The market has failed to produce sufficient competition in this sector. We need to have a banking industry that actually performs the functions which it was created for – lending and storing capital. It is a fallacy that the banking sector needs any form of investment banking as Will Hutton mentioned in a discussion at the Guardian’s open weekend. He recalled a conversation he once had with a banker, that having looked at the business model of investment banking he realised that it was produced entirely as a means of producing enormous personal wealth for those who work in investment banking – it has no wider public good at all.

Really we have all become deeply confused. It should be the public dictating what kind of financial system we wish to have to serve the public – not the financial sector dictating to us what services it is willing to supply, then expecting us to bail it out once the system collapses .The deregulation of the banking sector has gone hand in hand with the lowest rates of lending. If we continue to let it become its own entity to pursue its own ends then eventually it will cease to perform the job it was set up to perform.

It seems to me that we are in need a many reforms in this sector, but I think it is not a simple matter of the banks continuing to provide a service exactly as they do now and only their practices changing. We must also change our expectations. Yes, in recent years banks have offered very attractive interest rates and mortgage deals: but at what cost? If we wish to have a banking sector that is not just about creating personal fortunes for a small number of people then I think we also need to reconsider what we should expect from it.

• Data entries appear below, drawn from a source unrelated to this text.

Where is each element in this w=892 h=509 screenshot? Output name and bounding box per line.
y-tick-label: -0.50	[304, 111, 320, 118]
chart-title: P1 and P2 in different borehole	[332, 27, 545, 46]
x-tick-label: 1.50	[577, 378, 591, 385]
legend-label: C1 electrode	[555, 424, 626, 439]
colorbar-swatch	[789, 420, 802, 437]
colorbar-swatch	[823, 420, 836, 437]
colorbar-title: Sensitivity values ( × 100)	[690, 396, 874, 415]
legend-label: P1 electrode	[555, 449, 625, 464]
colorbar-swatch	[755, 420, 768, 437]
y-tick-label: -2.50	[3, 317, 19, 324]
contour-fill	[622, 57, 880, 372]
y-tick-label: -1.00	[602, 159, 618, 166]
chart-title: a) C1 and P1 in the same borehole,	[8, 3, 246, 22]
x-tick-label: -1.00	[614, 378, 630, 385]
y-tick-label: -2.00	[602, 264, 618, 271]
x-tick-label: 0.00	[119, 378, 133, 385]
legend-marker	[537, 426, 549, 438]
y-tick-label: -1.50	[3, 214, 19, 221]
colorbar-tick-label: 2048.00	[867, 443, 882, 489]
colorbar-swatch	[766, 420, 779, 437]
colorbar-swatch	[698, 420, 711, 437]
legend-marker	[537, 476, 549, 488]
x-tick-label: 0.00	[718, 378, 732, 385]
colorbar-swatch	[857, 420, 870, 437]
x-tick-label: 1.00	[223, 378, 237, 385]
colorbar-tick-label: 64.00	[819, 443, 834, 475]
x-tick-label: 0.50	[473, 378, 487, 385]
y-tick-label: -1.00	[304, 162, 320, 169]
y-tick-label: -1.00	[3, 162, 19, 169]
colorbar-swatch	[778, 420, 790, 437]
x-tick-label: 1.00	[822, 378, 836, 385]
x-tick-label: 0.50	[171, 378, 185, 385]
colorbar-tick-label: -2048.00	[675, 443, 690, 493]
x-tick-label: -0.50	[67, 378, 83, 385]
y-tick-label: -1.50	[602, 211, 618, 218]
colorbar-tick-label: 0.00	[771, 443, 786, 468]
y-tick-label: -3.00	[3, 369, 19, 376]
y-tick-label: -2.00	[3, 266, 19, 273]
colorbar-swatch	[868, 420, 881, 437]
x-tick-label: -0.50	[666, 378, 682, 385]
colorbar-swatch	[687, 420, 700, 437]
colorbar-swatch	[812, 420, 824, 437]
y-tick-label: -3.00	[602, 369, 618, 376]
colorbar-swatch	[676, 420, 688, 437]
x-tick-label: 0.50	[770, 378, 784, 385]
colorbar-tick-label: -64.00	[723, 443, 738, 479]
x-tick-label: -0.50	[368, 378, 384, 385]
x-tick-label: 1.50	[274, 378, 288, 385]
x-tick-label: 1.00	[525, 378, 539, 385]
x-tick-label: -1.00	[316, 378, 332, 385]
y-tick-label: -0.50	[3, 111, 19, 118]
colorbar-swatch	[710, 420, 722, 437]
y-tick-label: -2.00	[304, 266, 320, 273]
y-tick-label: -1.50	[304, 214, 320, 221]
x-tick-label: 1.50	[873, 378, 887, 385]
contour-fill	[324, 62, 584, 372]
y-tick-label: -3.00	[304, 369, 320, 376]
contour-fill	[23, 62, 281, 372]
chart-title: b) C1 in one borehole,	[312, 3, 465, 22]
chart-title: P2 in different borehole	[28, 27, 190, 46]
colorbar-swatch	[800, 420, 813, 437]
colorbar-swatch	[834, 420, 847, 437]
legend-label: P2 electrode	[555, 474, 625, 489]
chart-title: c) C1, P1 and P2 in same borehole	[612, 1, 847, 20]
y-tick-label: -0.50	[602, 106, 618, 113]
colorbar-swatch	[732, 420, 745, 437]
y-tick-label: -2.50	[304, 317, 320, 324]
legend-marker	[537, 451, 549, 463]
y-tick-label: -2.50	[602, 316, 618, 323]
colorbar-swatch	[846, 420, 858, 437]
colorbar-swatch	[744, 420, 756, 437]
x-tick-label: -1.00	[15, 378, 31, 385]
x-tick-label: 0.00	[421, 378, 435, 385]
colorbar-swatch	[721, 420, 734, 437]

If the cost of brilliant saving rates and current account interest rates is a sector over run with self-serving investment banking branches to prop up these deals then I think we need to forget about them. I would rather pay a fee and store my money at 0% interest with a bank that practices ethically than fund these ends.

These are illusions of good deals. These things still came at a cost; we just did not see it. However, we have ended up paying for all these things through other means; taxes to bail out the banks, austerity, and wage freezes. We need a banking sector that serves the public, but we also need to leave these illusions behind – if we wish to have ethical banking then perhaps we need to forget these ideals of ‘banking bargains’.

Whether or not the Co-op survives is up in the air, but I believe it really is time now that we collectively decided as customers to opt for less glamorous banks that serve the public and not themselves. As the economist Jayati Ghosh once said: finance should be boring. If only we could reinvent a more tedious banking sector than I believe we could once again have banks that serve the public good and not just themselves.